Die Elite der Vermögensverwalter 2011

im deutschsprachigen Raum

Seien Sie auf Draht

Sie stehen sich fast unversöhnlich gegenüber: Hier diejenigen unter den Vermögensverwaltern, die es gewohnt sind, zu beraten, zu verkaufen und dafür ihre Provisionen einzustreichen. Dort das Häuflein der angeblich Aufrechten, die gegen Honorar ihren Rat verteilen und am Verkauf nicht extra verdienen. Die Finanzkrise hat beide Gruppen in Anhänger unterschiedlicher Glaubensbekenntnisse geteilt, für die der jeweils andere fast alles falsch macht. Sie hat die Provisionsgetriebenen in die Nähe jener gierigen Bankmanager gestellt, denen das eigene Portemonnaie so viel näher ist, als das Risiko, das sie für ihre Bank oder ihren Kunden eingehen.

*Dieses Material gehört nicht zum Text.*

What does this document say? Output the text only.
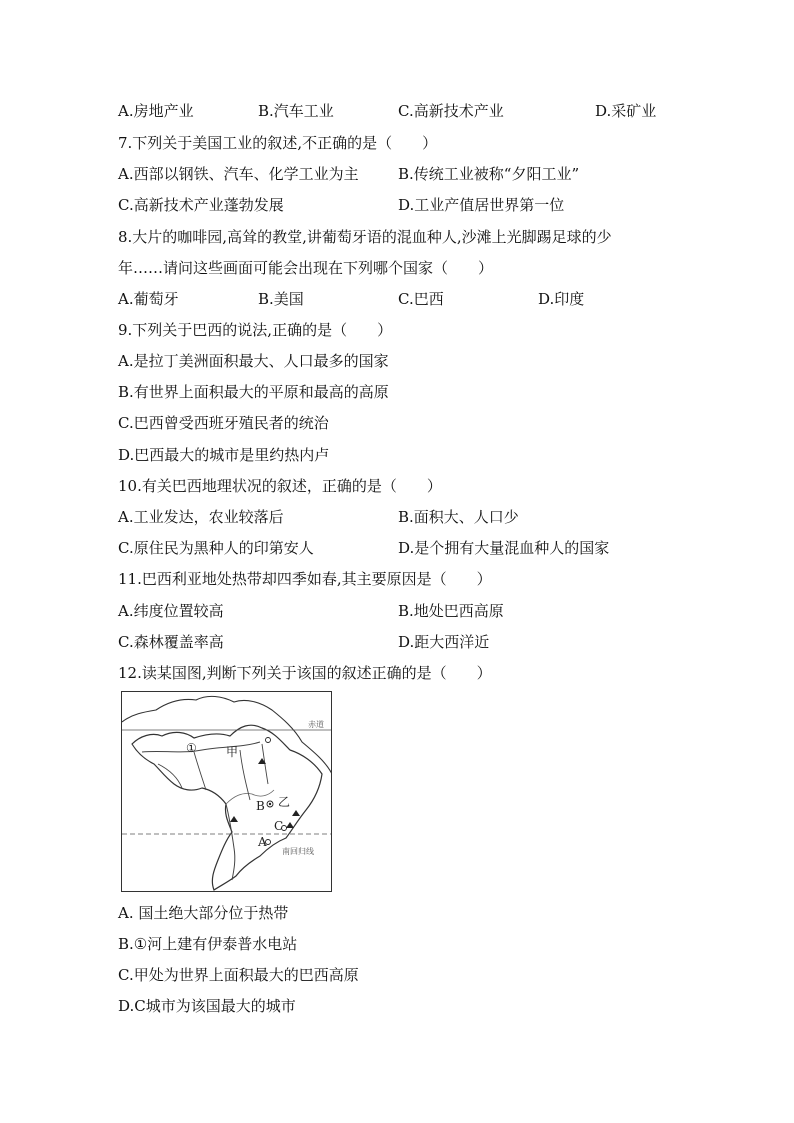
A.房地产业	B.汽车工业	C.高新技术产业	D.采矿业
7.下列关于美国工业的叙述,不正确的是（　　）
A.西部以钢铁、汽车、化学工业为主	B.传统工业被称“夕阳工业”
C.高新技术产业蓬勃发展	D.工业产值居世界第一位
8.大片的咖啡园,高耸的教堂,讲葡萄牙语的混血种人,沙滩上光脚踢足球的少
年……请问这些画面可能会出现在下列哪个国家（　　）
A.葡萄牙	B.美国	C.巴西	D.印度
9.下列关于巴西的说法,正确的是（　　）
A.是拉丁美洲面积最大、人口最多的国家
B.有世界上面积最大的平原和最高的高原
C.巴西曾受西班牙殖民者的统治
D.巴西最大的城市是里约热内卢
10.有关巴西地理状况的叙述，正确的是（　　）
A.工业发达，农业较落后	B.面积大、人口少
C.原住民为黑种人的印第安人	D.是个拥有大量混血种人的国家
11.巴西利亚地处热带却四季如春,其主要原因是（　　）
A.纬度位置较高	B.地处巴西高原
C.森林覆盖率高	D.距大西洋近
12.读某国图,判断下列关于该国的叙述正确的是（　　）
赤道
南回归线
① 甲
乙
B
A
C
A. 国土绝大部分位于热带
B.①河上建有伊泰普水电站
C.甲处为世界上面积最大的巴西高原
D.C城市为该国最大的城市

Und sie hat den Honorarberatern auf der anderen Seite einen Heiligenschein aufgesetzt. Dabei spielt es keine Rolle, dass Kunden im Fall eines finanziellen Misserfolgs als Folge falscher Beratung staunen werden, welche Honorare sie dafür zahlen.

Der ideologische Grabenkrieg wird verstärkt durch eine Politik, die sich aufgefordert sieht, ihrerseits Konsequenzen aus der Finanzkrise zu ziehen. Die nicht zulassen kann, wenn Gewinne privatisiert, aber Verluste sozialisiert werden. Die deswegen im Verein mit den Notenbanken und Aufsehern die Daumenschrauben anzieht und im Quartalsabstand neue Forderungen ausbrütet: Mehr Eigenkapital, ein Bankenrettungsfonds, eine stärkere Haftung von Gläubigern – all das sind Maßnahmen, die das Finanzsystem tatsächlich sicherer machen können. Beratungsprotokolle für Bankkunden, wie sie der Gesetzgeber in Deutschland seit diesem Jahr vorschreibt, gehören dagegen zu jenen Anti-Krisen-Werkzeugen, die mehr dem politischen Aktionismus als dem Sachverstand entsprungen sind. Oder haben Sie schon mal etwas nicht gekauft, was Sie unbedingt haben wollten, weil Sie auf Seite 277 der allgemeinen Geschäftsbedingungen einen Haken entdeckt haben? Nicht? Eben.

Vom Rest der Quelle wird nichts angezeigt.